Como Maria recebeu o anúncio de um anjo pedindo-lhe de aceitar a concepção de Jesus em seu seio, também José teve conhecimento de sua vocação e missão através do anúncio de um anjo. De fato, o evangelista Mateus (1,18-25), assim descreve: “Eis como nasceu Jesus Cristo: Maria, sua mãe, estava desposada com José. Antes de coabitarem, aconteceu que ela concebeu por virtude do Espírito Santo. José, seu esposo, que era homem de bem, não querendo difamá-la, resolveu rejeitá-la secretamente.
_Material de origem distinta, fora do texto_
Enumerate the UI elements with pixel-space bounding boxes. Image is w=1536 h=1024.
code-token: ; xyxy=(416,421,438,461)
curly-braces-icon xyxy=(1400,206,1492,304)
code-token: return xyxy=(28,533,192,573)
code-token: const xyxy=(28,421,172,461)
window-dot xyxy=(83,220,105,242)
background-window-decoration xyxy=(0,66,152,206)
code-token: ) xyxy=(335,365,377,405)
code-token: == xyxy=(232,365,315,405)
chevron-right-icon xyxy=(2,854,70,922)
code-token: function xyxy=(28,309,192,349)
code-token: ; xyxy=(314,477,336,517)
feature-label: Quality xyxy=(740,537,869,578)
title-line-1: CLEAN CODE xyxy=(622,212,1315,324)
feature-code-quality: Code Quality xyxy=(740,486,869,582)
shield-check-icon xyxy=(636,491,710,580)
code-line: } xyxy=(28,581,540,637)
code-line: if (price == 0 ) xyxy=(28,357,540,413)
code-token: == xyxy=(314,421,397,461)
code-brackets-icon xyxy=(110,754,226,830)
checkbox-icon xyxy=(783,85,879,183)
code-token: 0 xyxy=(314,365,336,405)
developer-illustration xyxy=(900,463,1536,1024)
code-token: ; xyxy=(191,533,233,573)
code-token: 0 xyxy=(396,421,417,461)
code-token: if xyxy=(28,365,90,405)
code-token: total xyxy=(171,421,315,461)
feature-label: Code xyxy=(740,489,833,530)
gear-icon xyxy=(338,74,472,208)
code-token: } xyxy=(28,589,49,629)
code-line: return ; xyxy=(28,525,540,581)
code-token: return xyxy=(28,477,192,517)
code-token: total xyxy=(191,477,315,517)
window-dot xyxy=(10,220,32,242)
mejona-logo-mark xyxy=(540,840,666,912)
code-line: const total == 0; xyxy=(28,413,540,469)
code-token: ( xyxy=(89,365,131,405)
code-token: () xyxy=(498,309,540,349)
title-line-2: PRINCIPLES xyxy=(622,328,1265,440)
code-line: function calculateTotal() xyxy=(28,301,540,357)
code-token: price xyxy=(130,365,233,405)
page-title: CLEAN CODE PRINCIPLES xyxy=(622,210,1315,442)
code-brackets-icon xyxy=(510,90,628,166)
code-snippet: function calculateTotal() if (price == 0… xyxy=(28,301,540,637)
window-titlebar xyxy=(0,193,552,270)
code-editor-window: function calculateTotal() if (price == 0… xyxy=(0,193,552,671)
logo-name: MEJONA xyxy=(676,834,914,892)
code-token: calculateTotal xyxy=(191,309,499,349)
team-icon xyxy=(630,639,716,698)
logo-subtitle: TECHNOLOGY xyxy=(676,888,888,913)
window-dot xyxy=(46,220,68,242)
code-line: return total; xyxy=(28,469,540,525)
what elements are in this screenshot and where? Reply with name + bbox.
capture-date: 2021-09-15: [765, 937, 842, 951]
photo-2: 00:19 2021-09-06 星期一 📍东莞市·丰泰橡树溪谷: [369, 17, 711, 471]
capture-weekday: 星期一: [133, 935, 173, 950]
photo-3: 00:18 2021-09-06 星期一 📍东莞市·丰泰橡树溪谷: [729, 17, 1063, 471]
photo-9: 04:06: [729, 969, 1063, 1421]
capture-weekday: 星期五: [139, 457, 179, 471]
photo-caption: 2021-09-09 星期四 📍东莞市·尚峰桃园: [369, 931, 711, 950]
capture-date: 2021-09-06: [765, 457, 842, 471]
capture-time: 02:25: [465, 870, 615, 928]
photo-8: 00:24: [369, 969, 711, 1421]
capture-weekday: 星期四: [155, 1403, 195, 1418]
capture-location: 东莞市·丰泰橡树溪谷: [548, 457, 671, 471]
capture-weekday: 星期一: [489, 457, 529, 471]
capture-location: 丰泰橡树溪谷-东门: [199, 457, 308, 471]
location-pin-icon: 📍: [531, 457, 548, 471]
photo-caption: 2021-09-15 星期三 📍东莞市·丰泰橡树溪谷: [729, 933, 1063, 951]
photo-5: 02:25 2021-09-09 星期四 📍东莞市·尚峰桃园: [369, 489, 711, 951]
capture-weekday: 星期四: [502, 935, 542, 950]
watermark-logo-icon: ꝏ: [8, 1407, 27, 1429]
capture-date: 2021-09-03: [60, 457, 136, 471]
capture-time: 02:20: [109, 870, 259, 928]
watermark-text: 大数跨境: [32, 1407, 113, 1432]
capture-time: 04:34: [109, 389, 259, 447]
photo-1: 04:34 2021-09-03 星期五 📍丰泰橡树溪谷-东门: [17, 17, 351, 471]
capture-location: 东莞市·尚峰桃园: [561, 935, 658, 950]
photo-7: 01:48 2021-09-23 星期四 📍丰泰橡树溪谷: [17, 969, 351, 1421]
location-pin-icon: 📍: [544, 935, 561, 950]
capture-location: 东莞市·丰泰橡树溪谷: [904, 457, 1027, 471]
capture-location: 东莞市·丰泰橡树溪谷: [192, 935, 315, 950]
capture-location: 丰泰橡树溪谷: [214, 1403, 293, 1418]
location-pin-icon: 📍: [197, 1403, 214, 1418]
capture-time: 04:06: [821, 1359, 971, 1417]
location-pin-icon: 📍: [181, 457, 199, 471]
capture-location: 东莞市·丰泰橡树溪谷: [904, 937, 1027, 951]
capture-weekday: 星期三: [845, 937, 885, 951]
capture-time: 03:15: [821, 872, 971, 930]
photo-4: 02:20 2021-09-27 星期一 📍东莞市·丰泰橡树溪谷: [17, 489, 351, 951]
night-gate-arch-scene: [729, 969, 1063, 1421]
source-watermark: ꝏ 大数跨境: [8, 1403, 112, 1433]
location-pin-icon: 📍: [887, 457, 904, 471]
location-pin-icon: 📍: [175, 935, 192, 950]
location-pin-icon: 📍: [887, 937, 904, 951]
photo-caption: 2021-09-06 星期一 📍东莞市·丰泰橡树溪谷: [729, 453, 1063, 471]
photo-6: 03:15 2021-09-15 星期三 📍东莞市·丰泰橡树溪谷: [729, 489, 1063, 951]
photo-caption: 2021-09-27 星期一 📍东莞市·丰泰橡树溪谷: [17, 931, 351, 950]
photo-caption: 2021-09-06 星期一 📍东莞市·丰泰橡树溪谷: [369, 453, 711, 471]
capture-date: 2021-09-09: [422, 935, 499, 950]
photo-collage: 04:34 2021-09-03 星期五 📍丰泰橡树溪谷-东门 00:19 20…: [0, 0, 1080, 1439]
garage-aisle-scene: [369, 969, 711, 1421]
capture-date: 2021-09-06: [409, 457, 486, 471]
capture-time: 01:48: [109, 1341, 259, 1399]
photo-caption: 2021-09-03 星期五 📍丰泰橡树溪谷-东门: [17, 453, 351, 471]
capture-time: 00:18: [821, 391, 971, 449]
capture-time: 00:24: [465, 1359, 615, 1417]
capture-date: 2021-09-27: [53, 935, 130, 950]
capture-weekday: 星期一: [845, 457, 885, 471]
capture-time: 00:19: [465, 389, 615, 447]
Enquanto assim pensava, eis que um anjo do Senhor lhe apareceu em sonho e lhe disse: ´José, Filho de Davi, não temas receber Maria por esposa, pois o que nela foi concebido vem do Espírito Santo. Ela dará à luz um filho, a quem porás o nome de Jesus, porque ele salvará o seu povo de seus pecados’. Tudo isto aconteceu para que se cumprisse o que o Senhor  falou pelo profeta: Eis que a Virgem conceberá e dará à luz um filho, que se chamará Emanuel (Is 7,14), que significa: Deus conosco. Despertando, José fez como o anjo do Senhor  lhe havia mandado e recebeu em sua casa sua esposa. E, sem que ele a tivesse conhecido, ela deu à luz o seu filho, que recebeu o nome de Jesus”.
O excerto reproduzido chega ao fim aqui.